Wackford along with other astrologers like Cyril Fagan, Robert Hand, Neil Gillings, and Jose Lebron seem to feel the mathematical foundation of this house system is flawed.

I should say I am not taking sides in this debate. I lack the mathematical credentials to do so. However, I thought other members might find this interesting.
Just making a breakaway thread
http://juanestadella.com/Predictive-Ast ... adella.pdf
Chapter 2
The topocentric formulas do not belong to spherical trigonometry but
to the plane trigonometry applied to the cone.
Both of these pdfs mention a cone being used in the calculations. I don't understand that. It seems about a 1000 times easier than I've been led to believe so far. No cone, no funky math.
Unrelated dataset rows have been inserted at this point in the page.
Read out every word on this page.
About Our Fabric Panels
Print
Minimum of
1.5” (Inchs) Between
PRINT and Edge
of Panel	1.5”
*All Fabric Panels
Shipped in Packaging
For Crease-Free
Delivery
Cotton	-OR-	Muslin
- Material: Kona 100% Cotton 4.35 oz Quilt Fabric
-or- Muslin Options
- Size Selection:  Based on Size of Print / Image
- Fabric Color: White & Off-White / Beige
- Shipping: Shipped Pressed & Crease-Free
Just a series of interpolated relocations.

The 1st - 7th house is the Horizon, obvious right,
the 4th- 10th house is the Horizon for a location 90degrees east or west but at the equator.
Interpolote the intermediate house cusps

There's no cone.

2nd - 8th, and 12th -6th are 30degrees east and west and 2/3 of the latitude expressed as the ratio of the rise over run of the sides of a triangle drawn on a cross section of the interior of the earth.
Image



After doing that, the following has an unfortunately misleading sense of complication. So complicated I can't follow it to conclusion.
http://skyscript.co.uk/pdf/TopocentricHouses.pdf
Using the Topo pole in this way is no more perverse than the process by which the pole itself is obtained. It merely reverses that process and, in so doing, reproduces conditions found on the cone, where semi-arcs aretrisected equally.

2
Hello Ariondys,

The Topocentric House system was mathematically derived to match empirical results.

ie. for this observed event, this intermediate house cusp should be here, so let's derive a house system that will put the cusp there

Better than trying to bend your mind around the math involved is to just analyze tightly timed charts and see how the intermediate cusps are appropriately contacted at times of the events that relate to those particular cusps.

Have fun,

James

3
Atlantean

Seeing as, for most of us, the cusps of the topocentric houses will be very close to those of Placidus, in what practical way is it not just as well to use Placidus?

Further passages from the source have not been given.